Valéry Giroux présente son livre comme un argument. On peut comprendre la formule un peu au sens où Darwin disait que L’origine des espèces consiste en un seul long argument, c’est-à-dire comme un raisonnement qui se développe à travers tout l’ouvrage. On peut également prendre en considération le fait que, outre sa formation de philosophe, Valéry Giroux a aussi une formation de juriste : on lira alors son ouvrage comme une plaidoirie très organisée, destinée à défendre les droits des êtres sensibles. Toutefois, ce ne sont pas les règles de l’éloquence judiciaire qui seront suivies ici — sauf peut-être dans l’introduction que l’histoire du chien Barack tire du côté de l’exorde, destiné comme chacun sait à rendre l’auditoire docile, attentif et bienveillant — mais bien les règles de l’argumentation philosophique. Enfin, pour filer une métaphore que l’on évitera de comprendre de façon trop littérale, on pourrait comparer l’ouvrage à un fleuve qui suit son cours, de façon majestueuse, tout en créant des zones de turbulences le long des berges. Précisons. Le fleuve est l’argument lui-même, déployé au long de 469 pages très denses. Les turbulences sont l’examen critique de diverses thèses dont la validité est contestée par Valéry Giroux. Il ne s’agit pas pour elle de polémiquer ou de discréditer à la façon d’une militante — même si elle ne cherche pas à dissimuler qu’elle est végane — mais bien plutôt de procéder à l’examen critique d’affirmations dont la réfutation permet à l’argumentation de progresser.
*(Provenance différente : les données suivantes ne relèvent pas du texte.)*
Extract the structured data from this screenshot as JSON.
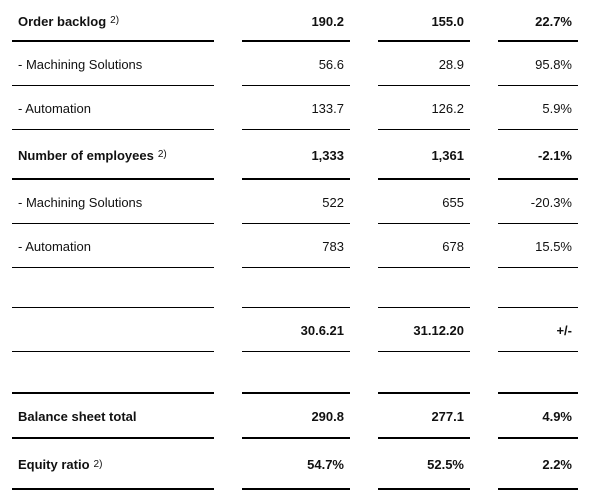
{
  "rows": [
    {
      "label": "Order backlog",
      "sup": "2)",
      "v1": "190.2",
      "v2": "155.0",
      "v3": "22.7%"
    },
    {
      "label": "- Machining Solutions",
      "v1": "56.6",
      "v2": "28.9",
      "v3": "95.8%"
    },
    {
      "label": "- Automation",
      "v1": "133.7",
      "v2": "126.2",
      "v3": "5.9%"
    },
    {
      "label": "Number of employees",
      "sup": "2)",
      "v1": "1,333",
      "v2": "1,361",
      "v3": "-2.1%"
    },
    {
      "label": "- Machining Solutions",
      "v1": "522",
      "v2": "655",
      "v3": "-20.3%"
    },
    {
      "label": "- Automation",
      "v1": "783",
      "v2": "678",
      "v3": "15.5%"
    },
    {
      "label": "",
      "v1": "",
      "v2": "",
      "v3": ""
    },
    {
      "label": "",
      "v1": "30.6.21",
      "v2": "31.12.20",
      "v3": "+/-"
    },
    {
      "label": "",
      "v1": "",
      "v2": "",
      "v3": ""
    },
    {
      "label": "Balance sheet total",
      "v1": "290.8",
      "v2": "277.1",
      "v3": "4.9%"
    },
    {
      "label": "Equity ratio",
      "sup": "2)",
      "v1": "54.7%",
      "v2": "52.5%",
      "v3": "2.2%"
    }
  ]
}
Dans le premier chapitre, Valéry Giroux se propose de déterminer les principes fondamentaux et les concepts de base qui seront ensuite mobilisés ; ils constituent les « prémisses[1] » de l’argument à venir. Ces principes sont le principe d’égalité et celui de l’égal traitement des intérêts similaires ; les concepts de base sont ceux de droit et de justice. Valéry Giroux fait sienne la théorie selon laquelle les droits ont pour fonction de protéger des intérêts. En matière de droits de l’homme, les droits fondamentaux ont pour fonction de protéger les intérêts de base, ceux qui sont liés au bien-être des personnes. Pour cette raison, on ne peut pas les aligner sur les droits établis par une ou plusieurs conventions, ni sur les droits dont la fonction est de protéger (ou d’exprimer) l’autonomie des individus. Le « noyau dur » de ces droits fondamentaux est le suivant : droit de ne pas être torturé, droit de ne pas être tué, et droit de ne pas être asservi ou exploité. Ils sont fondés, respectivement, sur : l’intérêt à ne pas souffrir ; l’intérêt à persister dans son existence et l’intérêt à être libre[2]. Les chapitres suivants sont consacrés à chacun de ces droits, transposés aux êtres seulement sensibles soit, dans le contexte, aux animaux non humains. Cette transposition nécessite tout un travail d’explicitation qui est mené avec patience et minutie.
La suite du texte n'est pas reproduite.